Steven Van Dessel, an associate professor of civil and environmental engineering since 2015, has been awarded tenure. He joined WPI in 2013 to help grow the Architectural Engineering program, which he has directed since 2016, and to help lead it through its successful accreditation by the Accreditation Board for Engineering and Technology (ABET). The program has grown substantially since its launch. His research and teaching focus on sustainable building design and building technology, with a special focus on the study of adaptive building envelope systems. One of his goals is to develop smart materials that can alter their thermal properties in response to changing outdoor conditions, to conserve energy and optimize comfort. Before coming to WPI, he was an associate professor at Ghent University in Belgium, an associate professor of architecture at the University of Nottingham in the UK, and an assistant professor at RPI. He earned an interdisciplinary PhD in material sciences and engineering/architecture at the University of Florida.

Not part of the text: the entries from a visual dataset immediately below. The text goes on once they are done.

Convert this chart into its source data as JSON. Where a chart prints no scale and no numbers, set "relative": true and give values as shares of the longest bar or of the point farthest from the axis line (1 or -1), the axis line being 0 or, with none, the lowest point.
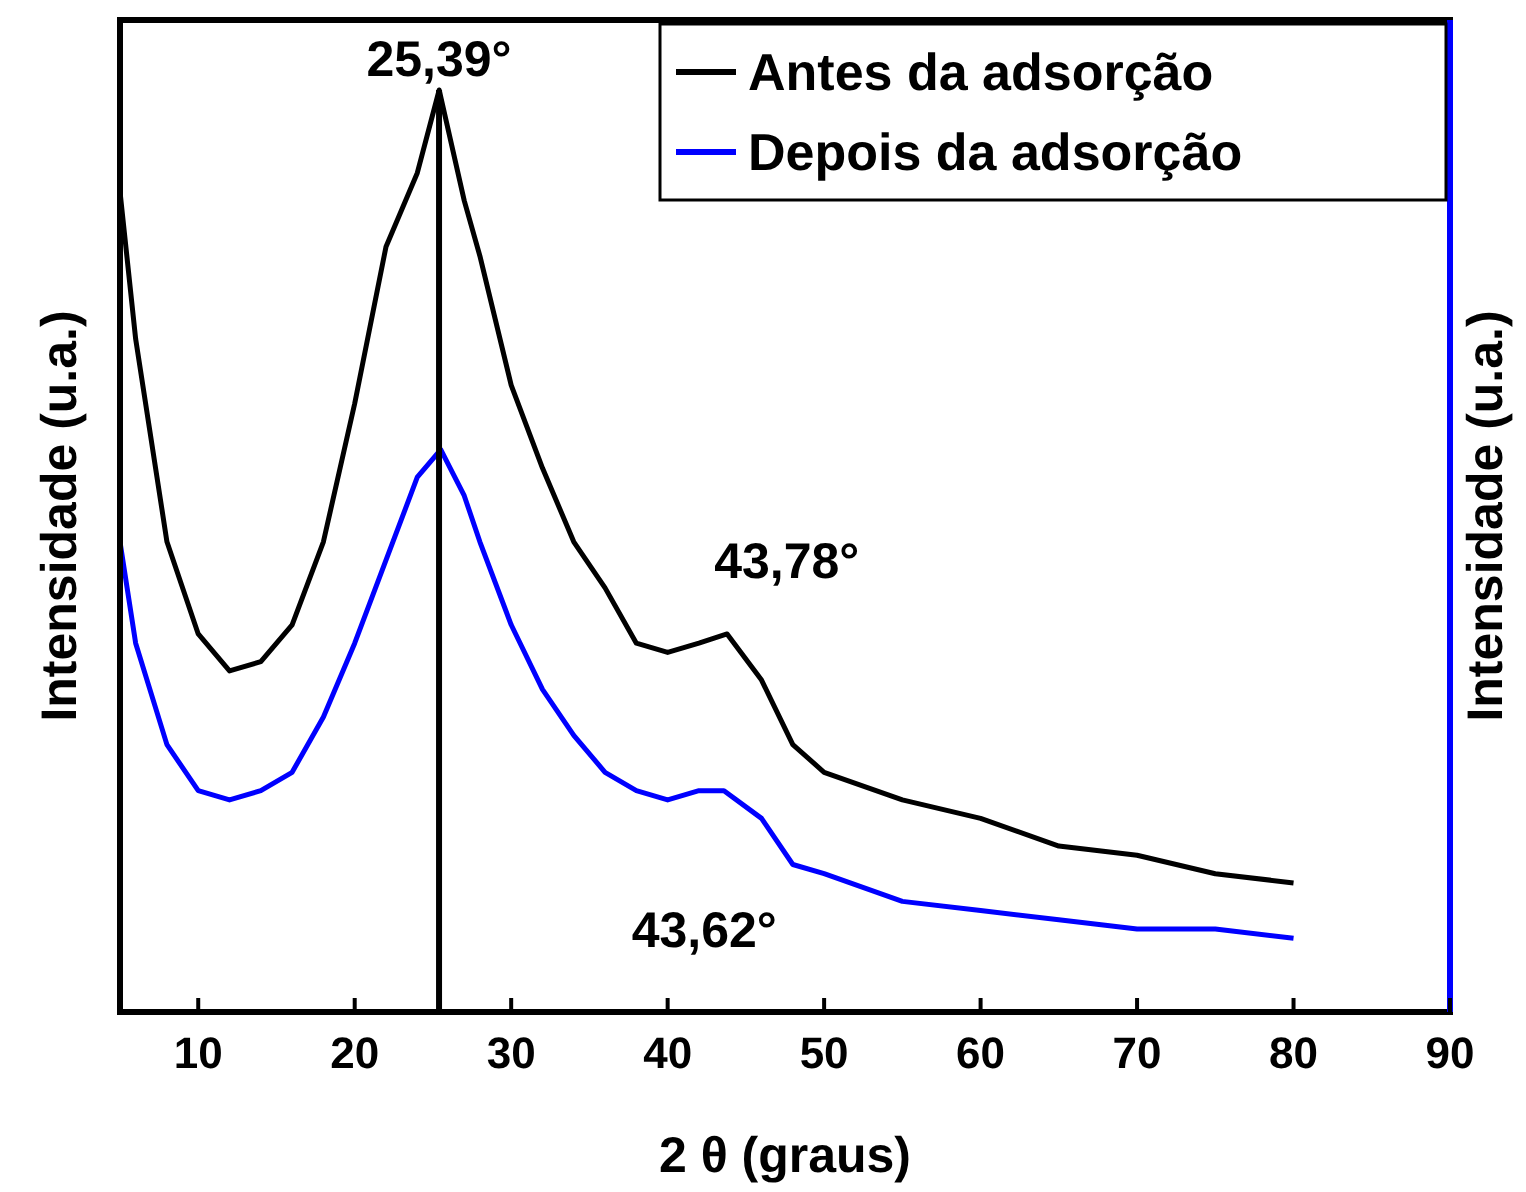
{
  "chart_data": {
    "type": "line",
    "relative": true,
    "xlabel": "2 θ (graus)",
    "ylabel": "Intensidade (u.a.)",
    "y2label": "Intensidade (u.a.)",
    "xlim": [
      5,
      90
    ],
    "xticks": [
      10,
      20,
      30,
      40,
      50,
      60,
      70,
      80,
      90
    ],
    "legend": "top right",
    "grid": false,
    "marker": "none",
    "line_style": "solid",
    "series": [
      {
        "name": "Antes da adsorção",
        "color": "#000000",
        "x": [
          5,
          6,
          8,
          10,
          12,
          14,
          16,
          18,
          20,
          22,
          24,
          25.4,
          27,
          28,
          30,
          32,
          34,
          36,
          38,
          40,
          42,
          43.8,
          46,
          48,
          50,
          55,
          60,
          65,
          70,
          75,
          80
        ],
        "values": [
          0.89,
          0.73,
          0.51,
          0.41,
          0.37,
          0.38,
          0.42,
          0.51,
          0.66,
          0.83,
          0.91,
          1,
          0.88,
          0.82,
          0.68,
          0.59,
          0.51,
          0.46,
          0.4,
          0.39,
          0.4,
          0.41,
          0.36,
          0.29,
          0.26,
          0.23,
          0.21,
          0.18,
          0.17,
          0.15,
          0.14
        ]
      },
      {
        "name": "Depois da adsorção",
        "color": "#0000ff",
        "x": [
          5,
          6,
          8,
          10,
          12,
          14,
          16,
          18,
          20,
          22,
          24,
          25.5,
          27,
          28,
          30,
          32,
          34,
          36,
          38,
          40,
          42,
          43.6,
          46,
          48,
          50,
          55,
          60,
          65,
          70,
          75,
          80
        ],
        "values": [
          0.51,
          0.4,
          0.29,
          0.24,
          0.23,
          0.24,
          0.26,
          0.32,
          0.4,
          0.49,
          0.58,
          0.61,
          0.56,
          0.51,
          0.42,
          0.35,
          0.3,
          0.26,
          0.24,
          0.23,
          0.24,
          0.24,
          0.21,
          0.16,
          0.15,
          0.12,
          0.11,
          0.1,
          0.09,
          0.09,
          0.08
        ]
      }
    ],
    "ref_lines": [
      {
        "axis": "x",
        "value": 25.39,
        "label": "25,39°",
        "color": "#000000"
      }
    ],
    "annotations": [
      {
        "text": "43,78°",
        "x": 43.78,
        "y": 0.41
      },
      {
        "text": "43,62°",
        "x": 43.62,
        "y": 0.24
      }
    ]
  }
}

Alexander Wyglinski has been promoted to professor of electrical and computer engineering. A member of the WPI faculty since 2007, Wyglinski is the director of the Wireless Innovation Laboratory, where he conducts research in such areas as wireless communications, cognitive radio, connected and autonomous vehicles, software-defined radio, and dynamic spectrum access—work that has won him international recognition and sustained grant support from multiple federal agencies and companies. A senior member of the Institute of Electrical and Electronics Engineers (IEEE), Wyglinski is currently president of the IEEE Vehicular Technology Society. He served as general co-chair for the 2013 IEEE Vehicular Networking Conference and the 82nd IEEE Vehicular Technology Conference, and he has co-organized the IEEE VTS Connected and Autonomous Vehicles Summer School at WPI since 2016. He is the director of the MITRE-WPI Collaboratory and the MITRE-Bedford Project Center. Wyglinski earned a PhD in electrical engineering at McGill University.

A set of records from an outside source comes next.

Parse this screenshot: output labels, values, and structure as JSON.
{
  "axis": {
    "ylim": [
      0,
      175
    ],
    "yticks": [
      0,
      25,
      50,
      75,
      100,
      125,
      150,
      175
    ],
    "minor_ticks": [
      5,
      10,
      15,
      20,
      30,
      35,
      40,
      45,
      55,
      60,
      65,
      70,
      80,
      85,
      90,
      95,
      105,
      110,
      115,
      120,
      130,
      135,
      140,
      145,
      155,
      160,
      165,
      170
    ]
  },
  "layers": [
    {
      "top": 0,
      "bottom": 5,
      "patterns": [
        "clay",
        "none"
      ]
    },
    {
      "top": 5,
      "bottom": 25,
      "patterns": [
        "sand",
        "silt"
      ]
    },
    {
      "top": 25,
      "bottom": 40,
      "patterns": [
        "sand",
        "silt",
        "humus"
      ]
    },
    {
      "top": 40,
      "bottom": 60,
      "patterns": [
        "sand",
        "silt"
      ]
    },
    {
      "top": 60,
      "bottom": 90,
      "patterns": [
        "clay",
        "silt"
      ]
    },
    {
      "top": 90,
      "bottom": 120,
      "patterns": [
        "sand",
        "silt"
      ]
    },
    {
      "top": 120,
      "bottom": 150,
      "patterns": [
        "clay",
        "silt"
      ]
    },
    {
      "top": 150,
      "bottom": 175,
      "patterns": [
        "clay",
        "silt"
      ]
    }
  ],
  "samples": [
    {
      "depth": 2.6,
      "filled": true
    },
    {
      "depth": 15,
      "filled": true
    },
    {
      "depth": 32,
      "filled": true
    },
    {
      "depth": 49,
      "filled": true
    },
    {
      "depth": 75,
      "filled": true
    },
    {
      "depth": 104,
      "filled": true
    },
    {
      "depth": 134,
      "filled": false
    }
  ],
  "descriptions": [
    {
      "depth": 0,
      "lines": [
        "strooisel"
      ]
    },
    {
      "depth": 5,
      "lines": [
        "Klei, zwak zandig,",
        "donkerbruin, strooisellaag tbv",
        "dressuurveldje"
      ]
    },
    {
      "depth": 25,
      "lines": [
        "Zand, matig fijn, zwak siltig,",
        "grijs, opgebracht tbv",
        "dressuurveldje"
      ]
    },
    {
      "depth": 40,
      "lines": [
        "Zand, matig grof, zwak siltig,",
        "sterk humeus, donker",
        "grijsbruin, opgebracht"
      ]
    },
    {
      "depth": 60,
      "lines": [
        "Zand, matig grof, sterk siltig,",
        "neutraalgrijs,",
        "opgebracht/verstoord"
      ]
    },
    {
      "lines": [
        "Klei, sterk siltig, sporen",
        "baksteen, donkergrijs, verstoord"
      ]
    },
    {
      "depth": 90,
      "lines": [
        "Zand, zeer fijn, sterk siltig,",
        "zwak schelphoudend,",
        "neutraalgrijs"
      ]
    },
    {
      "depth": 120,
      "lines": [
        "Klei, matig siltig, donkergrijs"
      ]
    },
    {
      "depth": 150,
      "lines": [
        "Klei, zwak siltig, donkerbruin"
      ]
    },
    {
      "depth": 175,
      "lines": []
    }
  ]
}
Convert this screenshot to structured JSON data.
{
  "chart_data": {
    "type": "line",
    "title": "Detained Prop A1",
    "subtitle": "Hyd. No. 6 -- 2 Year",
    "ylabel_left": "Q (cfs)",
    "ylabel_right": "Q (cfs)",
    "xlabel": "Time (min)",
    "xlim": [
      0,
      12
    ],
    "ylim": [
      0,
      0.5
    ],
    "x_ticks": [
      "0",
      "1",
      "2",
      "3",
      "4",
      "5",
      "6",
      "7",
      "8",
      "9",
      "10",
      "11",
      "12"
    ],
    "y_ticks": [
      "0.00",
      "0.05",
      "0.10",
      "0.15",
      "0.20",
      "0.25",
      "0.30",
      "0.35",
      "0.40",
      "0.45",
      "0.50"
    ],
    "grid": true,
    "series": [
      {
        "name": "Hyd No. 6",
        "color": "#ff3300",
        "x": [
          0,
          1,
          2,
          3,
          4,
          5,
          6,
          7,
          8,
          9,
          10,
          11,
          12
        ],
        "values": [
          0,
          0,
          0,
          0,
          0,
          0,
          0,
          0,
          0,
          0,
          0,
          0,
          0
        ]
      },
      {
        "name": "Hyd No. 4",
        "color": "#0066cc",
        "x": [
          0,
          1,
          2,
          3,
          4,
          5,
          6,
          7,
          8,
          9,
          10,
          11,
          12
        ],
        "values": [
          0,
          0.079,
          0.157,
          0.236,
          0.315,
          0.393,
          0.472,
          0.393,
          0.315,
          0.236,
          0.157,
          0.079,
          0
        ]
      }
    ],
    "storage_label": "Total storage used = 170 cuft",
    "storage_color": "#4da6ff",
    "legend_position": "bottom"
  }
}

Jian Zou has been awarded tenure and promoted to associate professor of mathematical sciences. Prior to joining WPI in 2014 he was an assistant professor at Indiana University-Purdue University Indianapolis. A core faculty member in WPI’s Data Science and Bioinformatics and Computational Biology program, his research focuses on financial time series and spatial statistics with applications in epidemiology, public health, and climate change. For example, he develops novel spatiotemporal models that provide early and accurate detection of disease outbreaks, while his work in high-frequency financial data has tackled problems with high dimensionality, currently a hot topic in statistics. He has received support for this work from the National Science Foundation, the National Institutes of Health, and the Robert Wood Johnson Foundation, among other organizations. He earned a PhD in statistics from the University of Connecticut.